Когда Игорь Александрович Кривошеин познакомил меня с воспоминаниями Кузьминой-Караваевой о Блоке (потом они были опубликованы в «Ученых записках Тартуского университета»), я задал ему вопрос: «Она его любила?» — «Конечно, — ответил И. А. Кривошеин несколько растерянно, — не меньше, наверное, чем Юру потом любила». (Юра Скобцов, сын Кузьминой-Караваевой, помогал ей в антифашистской борьбе, был арестован одновременно с нею в Париже, на улице Лурмель, 77, и погиб в Бухенвальде.) «Как Юру?» — переспросил я. «Да», — сухо ответил мне И. А. Кривошеин. А через несколько месяцев позвонил: «Я нашел в архиве Блока ее письма, почерк невозможный, расшифровывал все эти дни и ночи…»
Эти письма (фотокопию и «расшифровку») он и оставил мне, уезжая в Париж.
Первое письмо написано 24 апреля 1912 года из немецкого курортного города Наугейма.
Мне хочется написать Вам, что в Наугейме сейчас на каштанах цветы как свечи зажглись, что… воздух морем пахнет, что тишина здесь ни о жизни, ни о смерти не знает: даже больные в курзале забыли обо всем. Я сидела целый час на башне во Фридберге. Меня там запер садовник, чтобы я могла много рисовать. Мне кажется, что многое в Ваших стихах я люблю еще больше, чем раньше любила; думала об этом и смотрела с Иоганнисберга на город; на старое кладбище и буро-красные крыши около него, на парк — и серые крыши вилл… Кажется, что тишина, как облако, неподвижна, и в мыслях моих неподвижными крыльями облако распласталось.

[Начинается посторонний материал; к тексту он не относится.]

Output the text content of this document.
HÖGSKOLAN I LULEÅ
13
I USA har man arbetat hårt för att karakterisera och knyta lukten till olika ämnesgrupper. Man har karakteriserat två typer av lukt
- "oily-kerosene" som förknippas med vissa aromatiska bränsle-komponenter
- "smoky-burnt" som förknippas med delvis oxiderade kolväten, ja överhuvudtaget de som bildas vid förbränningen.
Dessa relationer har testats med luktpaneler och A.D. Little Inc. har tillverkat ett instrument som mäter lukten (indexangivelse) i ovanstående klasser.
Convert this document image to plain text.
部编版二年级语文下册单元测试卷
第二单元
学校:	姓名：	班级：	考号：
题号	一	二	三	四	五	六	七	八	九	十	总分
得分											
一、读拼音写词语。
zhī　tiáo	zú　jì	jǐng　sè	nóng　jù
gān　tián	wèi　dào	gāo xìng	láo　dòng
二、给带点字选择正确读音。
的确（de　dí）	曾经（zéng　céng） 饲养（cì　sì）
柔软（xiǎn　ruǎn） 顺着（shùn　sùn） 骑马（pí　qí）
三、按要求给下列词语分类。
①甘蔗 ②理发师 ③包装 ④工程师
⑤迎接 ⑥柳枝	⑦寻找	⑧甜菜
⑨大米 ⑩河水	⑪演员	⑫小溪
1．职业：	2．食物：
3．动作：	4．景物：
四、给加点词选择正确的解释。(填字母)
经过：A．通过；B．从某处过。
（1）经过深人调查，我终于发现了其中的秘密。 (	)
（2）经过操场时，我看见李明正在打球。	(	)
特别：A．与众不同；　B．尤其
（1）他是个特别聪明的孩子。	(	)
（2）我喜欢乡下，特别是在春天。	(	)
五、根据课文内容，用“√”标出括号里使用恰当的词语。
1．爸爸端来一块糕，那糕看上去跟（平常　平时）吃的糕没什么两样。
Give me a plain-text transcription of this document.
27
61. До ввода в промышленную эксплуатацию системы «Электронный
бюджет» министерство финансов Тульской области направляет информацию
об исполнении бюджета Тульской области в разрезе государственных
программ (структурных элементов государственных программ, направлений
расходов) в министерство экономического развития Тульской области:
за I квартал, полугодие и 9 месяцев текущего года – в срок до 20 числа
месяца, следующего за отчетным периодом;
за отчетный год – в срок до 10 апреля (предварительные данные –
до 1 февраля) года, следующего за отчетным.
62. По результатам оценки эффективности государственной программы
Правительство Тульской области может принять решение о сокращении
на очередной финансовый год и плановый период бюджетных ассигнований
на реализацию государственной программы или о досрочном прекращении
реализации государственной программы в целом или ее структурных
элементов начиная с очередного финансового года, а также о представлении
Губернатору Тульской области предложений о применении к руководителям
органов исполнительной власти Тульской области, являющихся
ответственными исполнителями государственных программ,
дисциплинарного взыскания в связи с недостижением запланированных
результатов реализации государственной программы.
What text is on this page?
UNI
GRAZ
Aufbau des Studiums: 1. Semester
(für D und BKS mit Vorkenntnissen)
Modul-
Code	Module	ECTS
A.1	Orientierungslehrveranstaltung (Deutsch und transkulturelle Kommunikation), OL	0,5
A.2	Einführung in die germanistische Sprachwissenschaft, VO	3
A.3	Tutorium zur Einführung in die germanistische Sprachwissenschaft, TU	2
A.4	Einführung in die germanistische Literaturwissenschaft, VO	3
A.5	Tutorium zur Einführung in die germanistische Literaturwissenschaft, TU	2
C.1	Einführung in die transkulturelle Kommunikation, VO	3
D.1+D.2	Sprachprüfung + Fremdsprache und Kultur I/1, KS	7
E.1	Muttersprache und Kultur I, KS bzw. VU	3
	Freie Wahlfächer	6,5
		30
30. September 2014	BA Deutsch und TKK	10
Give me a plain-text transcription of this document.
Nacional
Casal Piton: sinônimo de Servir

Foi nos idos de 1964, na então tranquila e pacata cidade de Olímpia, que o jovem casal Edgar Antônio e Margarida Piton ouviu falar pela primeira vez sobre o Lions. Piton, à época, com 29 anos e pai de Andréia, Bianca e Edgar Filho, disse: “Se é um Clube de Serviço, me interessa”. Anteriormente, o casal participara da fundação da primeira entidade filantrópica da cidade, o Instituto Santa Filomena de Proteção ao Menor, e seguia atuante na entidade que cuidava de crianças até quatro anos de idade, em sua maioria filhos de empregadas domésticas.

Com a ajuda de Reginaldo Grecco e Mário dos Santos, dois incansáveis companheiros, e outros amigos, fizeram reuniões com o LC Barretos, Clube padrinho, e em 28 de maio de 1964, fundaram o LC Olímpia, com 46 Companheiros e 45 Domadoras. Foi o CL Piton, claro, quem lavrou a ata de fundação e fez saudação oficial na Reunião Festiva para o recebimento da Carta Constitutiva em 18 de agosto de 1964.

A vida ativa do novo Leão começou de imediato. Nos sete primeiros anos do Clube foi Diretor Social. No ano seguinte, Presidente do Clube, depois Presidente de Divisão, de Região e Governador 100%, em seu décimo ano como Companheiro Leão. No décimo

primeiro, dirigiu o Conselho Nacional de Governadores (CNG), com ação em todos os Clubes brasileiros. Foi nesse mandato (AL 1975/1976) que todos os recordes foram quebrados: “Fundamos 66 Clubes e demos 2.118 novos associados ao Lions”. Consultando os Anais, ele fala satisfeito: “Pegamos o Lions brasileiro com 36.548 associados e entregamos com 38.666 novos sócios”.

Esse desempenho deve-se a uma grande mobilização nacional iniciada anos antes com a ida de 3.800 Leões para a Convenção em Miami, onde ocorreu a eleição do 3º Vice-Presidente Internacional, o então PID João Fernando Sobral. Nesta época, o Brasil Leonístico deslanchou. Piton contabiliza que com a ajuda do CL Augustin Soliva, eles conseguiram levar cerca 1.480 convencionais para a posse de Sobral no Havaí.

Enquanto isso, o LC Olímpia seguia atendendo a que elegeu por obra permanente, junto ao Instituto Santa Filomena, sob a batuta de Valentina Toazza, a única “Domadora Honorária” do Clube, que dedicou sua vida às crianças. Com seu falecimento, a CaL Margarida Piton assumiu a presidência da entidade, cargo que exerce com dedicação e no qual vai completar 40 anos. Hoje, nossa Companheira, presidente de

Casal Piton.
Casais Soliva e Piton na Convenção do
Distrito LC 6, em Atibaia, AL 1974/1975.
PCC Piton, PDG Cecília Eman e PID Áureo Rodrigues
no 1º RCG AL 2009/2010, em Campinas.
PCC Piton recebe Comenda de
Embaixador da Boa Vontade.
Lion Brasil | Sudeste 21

И не верно, что этому конец будет. И усталость, которая была и которая есть, только радует, как радует туман иногда. Я думаю, что полюбила здесь, может быть, путь, что Вы нашли и полюбили, но во всяком случае рада, что его полюбила и что могу Вам это написать. Если смогу, то хотела бы Вас порадовать, написав о том, что Вы здесь знаете; как оно живет и старится. Если смогу ответить, то спросите. На озере лебеди плавают. А на маленьком острове на яйцах белая птица сидит и при мне лебедят выведет. Мое окно выходит на Иоганнисберг, и по ночам там белые фонари горят, а внизу каштаны свечами мерцают. Я не верю, что в Петербурге нет каштанов, и красных крыш, и душного, сырого воздуха, и серых дорожек, и белых с черными ветками яблонь. Тишина звенит; и покой, как колокол вечерний. В Фридберге, я знаю, был кто-то печальный и тихий и взбирался на башню, где всегда ветрено и где полосы озимей внизу дугами сплетаются.
Очень, очень хочу порадовать Вас, прислать Вам привет от того, что Вы любили. Не знаю, увижу ли это за тем, что уже увидала и полюбила. Если захотите спросить и поверите, что смогу дать ответ, напишите.